257.特別扱いするんじゃなくて、もう一度昔みたいに/dg/アレン

僕が14番目の宿主であると発覚してからというもの、周りの視線や態度は急激に変わった。監視下におかれるようになるし、行動制限も大きくかかった。一変した生活を送る羽目になったが、彼女だけは何も変わらないでいてくれると信じていた。
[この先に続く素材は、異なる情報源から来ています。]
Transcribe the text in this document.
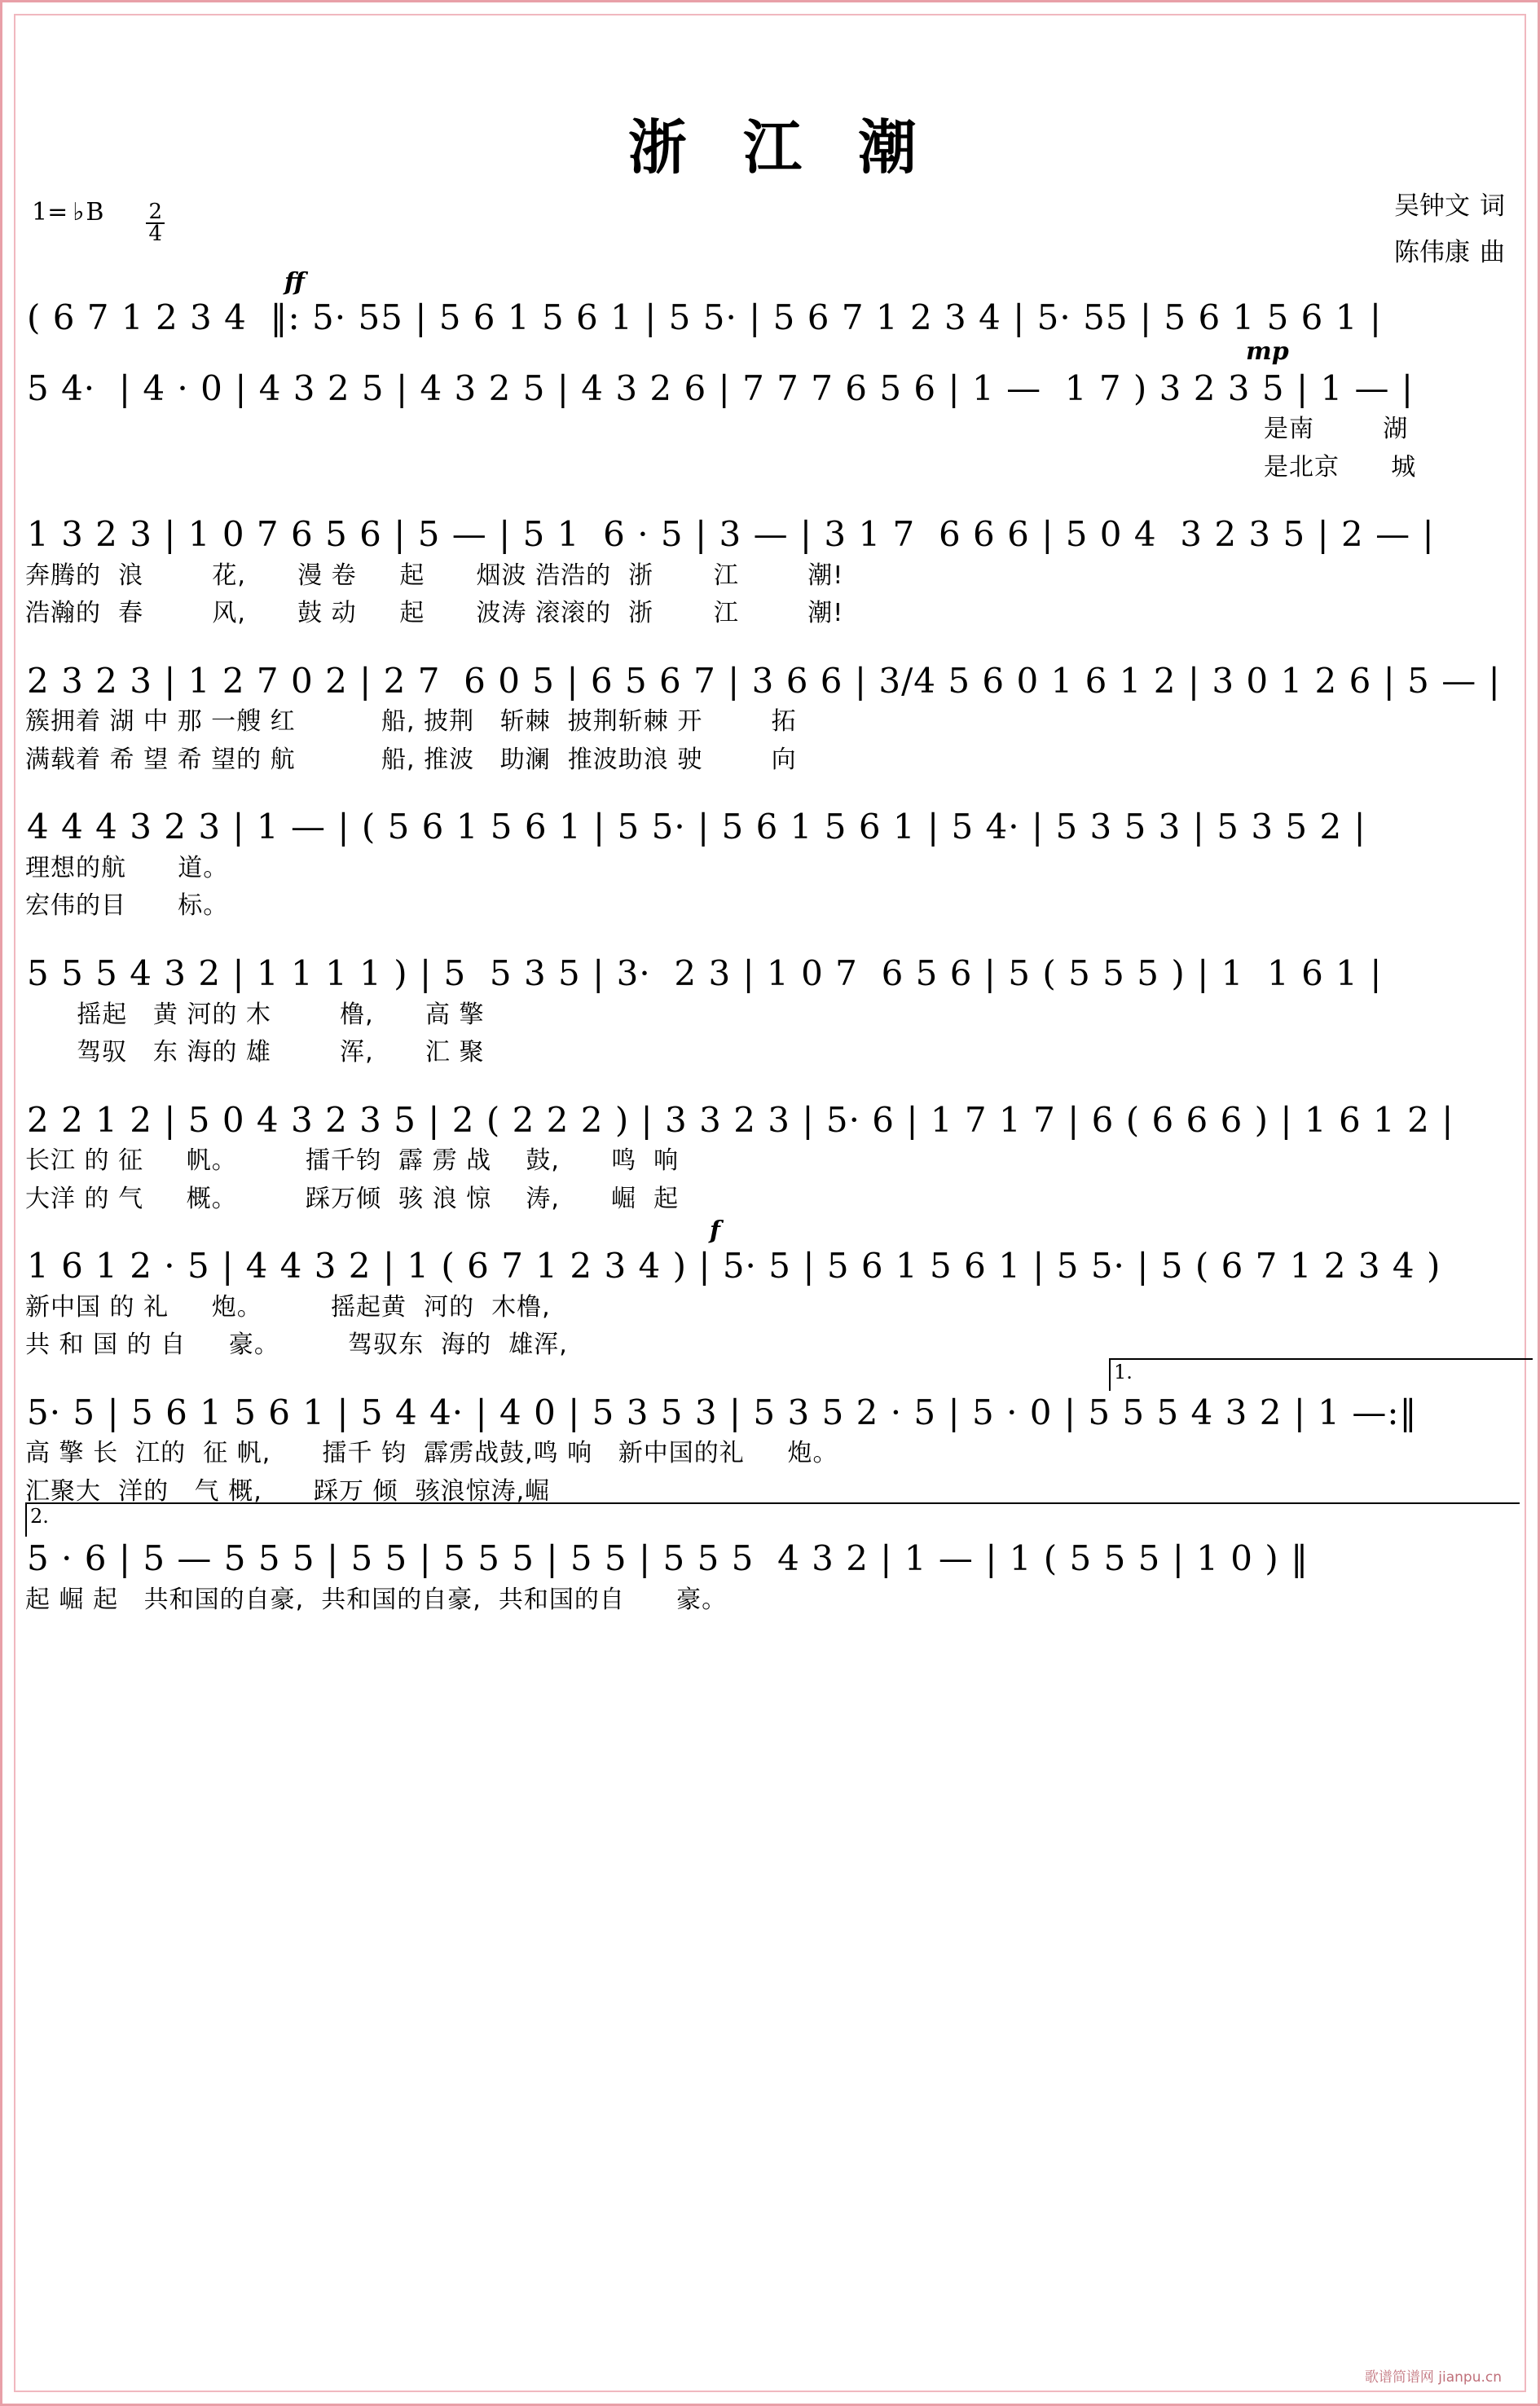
浙 江 潮
1= ♭ B $\frac{2}{4}$	吴钟文 词
陈伟康 曲
ff
( 6 7 1 2 3 4  ‖: 5· 55 | 5 6 1 5 6 1 | 5 5· | 5 6 7 1 2 3 4 | 5· 55 | 5 6 1 5 6 1 |
mp
5 4·  | 4 · 0 | 4 3 2 5 | 4 3 2 5 | 4 3 2 6 | 7 7 7 6 5 6 | 1 —  1 7 ) 3 2 3 5 | 1 — |
是南        湖
是北京      城
1 3 2 3 | 1 0 7 6 5 6 | 5 — | 5 1  6 · 5 | 3 — | 3 1 7  6 6 6 | 5 0 4  3 2 3 5 | 2 — |
奔腾的  浪        花,      漫 卷     起      烟波 浩浩的  浙       江        潮!
浩瀚的  春        风,      鼓 动     起      波涛 滚滚的  浙       江        潮!
2 3 2 3 | 1 2 7 0 2 | 2 7  6 0 5 | 6 5 6 7 | 3 6 6 | 3/4 5 6 0 1 6 1 2 | 3 0 1 2 6 | 5 — |
簇拥着 湖 中 那 一艘 红          船, 披荆   斩棘  披荆斩棘 开        拓
满载着 希 望 希 望的 航          船, 推波   助澜  推波助浪 驶        向
4 4 4 3 2 3 | 1 — | ( 5 6 1 5 6 1 | 5 5· | 5 6 1 5 6 1 | 5 4· | 5 3 5 3 | 5 3 5 2 |
理想的航      道。
宏伟的目      标。
5 5 5 4 3 2 | 1 1 1 1 ) | 5  5 3 5 | 3·  2 3 | 1 0 7  6 5 6 | 5 ( 5 5 5 ) | 1  1 6 1 |
摇起   黄 河的 木        橹,      高 擎
驾驭   东 海的 雄        浑,      汇 聚
2 2 1 2 | 5 0 4 3 2 3 5 | 2 ( 2 2 2 ) | 3 3 2 3 | 5· 6 | 1 7 1 7 | 6 ( 6 6 6 ) | 1 6 1 2 |
长江 的 征     帆。        擂千钧  霹 雳 战    鼓,      鸣  响
大洋 的 气     概。        踩万倾  骇 浪 惊    涛,      崛  起
f
1 6 1 2 · 5 | 4 4 3 2 | 1 ( 6 7 1 2 3 4 ) | 5· 5 | 5 6 1 5 6 1 | 5 5· | 5 ( 6 7 1 2 3 4 )
新中国 的 礼     炮。        摇起黄  河的  木橹,
共 和 国 的 自     豪。        驾驭东  海的  雄浑,
1.
5· 5 | 5 6 1 5 6 1 | 5 4 4· | 4 0 | 5 3 5 3 | 5 3 5 2 · 5 | 5 · 0 | 5 5 5 4 3 2 | 1 —:‖
高 擎 长  江的  征 帆,      擂千 钧  霹雳战鼓,鸣 响   新中国的礼     炮。
汇聚大  洋的   气 概,      踩万 倾  骇浪惊涛,崛
2.
5 · 6 | 5 — 5 5 5 | 5 5 | 5 5 5 | 5 5 | 5 5 5  4 3 2 | 1 — | 1 ( 5 5 5 | 1 0 ) ‖
起 崛 起   共和国的自豪,  共和国的自豪,  共和国的自      豪。
歌谱简谱网 jianpu.cn
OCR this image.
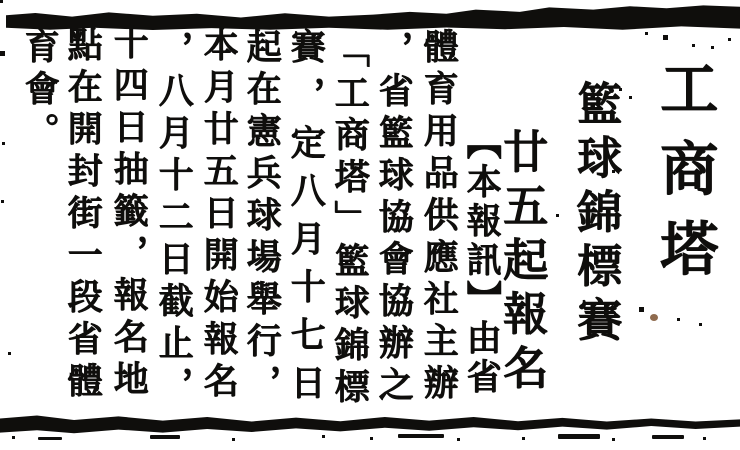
工商塔
籃球錦標賽
廿五起報名
【本報訊】由省
體育用品供應社主辦
，省籃球協會協辦之
「工商塔」籃球錦標
賽，定八月十七日
起在憲兵球場舉行，
本月廿五日開始報名
，八月十二日截止，
十四日抽籤，報名地
點在開封街一段省體
育會。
「ユーリまで僕を拒絶するんですか? ユーリまで僕を避けるんですか?」
「違う アレン」

伸ばした手をぱちんとはねられた。僕は一体何が起きているのかわからなかった。でもすぐ気が付いた。悲しいことが起こったのだと。

「ユーリ……」
「アレン、違うの。私、いやユニオンが怯えれるの。おそらく14番目に」

これ以上は言えないけど、と悲しそうな瞳で僕を見つめてくる。そして徐に彼女は手を下ろして、僕にその手をすっと伸ばしてきた。体が動かなかった。彼女は僕の髪を一房掴むと、それに唇を落とす。また一瞬何が起きたのかわからなかった。

「好きよ、アレン」
「ユーリ、人に見られてるから……」
「唇のほうがよかった?」
「そうじゃなくて!」

慌てる僕を他所に、ユーリはぎゅっと抱きしめてくる。少し痩せたみたいだった。僕に会えなくてこうなってしまったのなら、少し嬉しいなと不謹慎ながらに思ったりして。

「アレン。またしばらく会えないけど、私は最後まで最期まで貴方の味方であり続けるからね」

ユーリは小さな声で呟いた。そしてぱっと体を離すと、にこっと笑って踵を返してしまった。ユーリ、ユーリ。どこにもいかないで。僕のそばにいて。そう思ったけど、監視者は許してくれなかった。

この呪いが解ける日はくるのだろうか。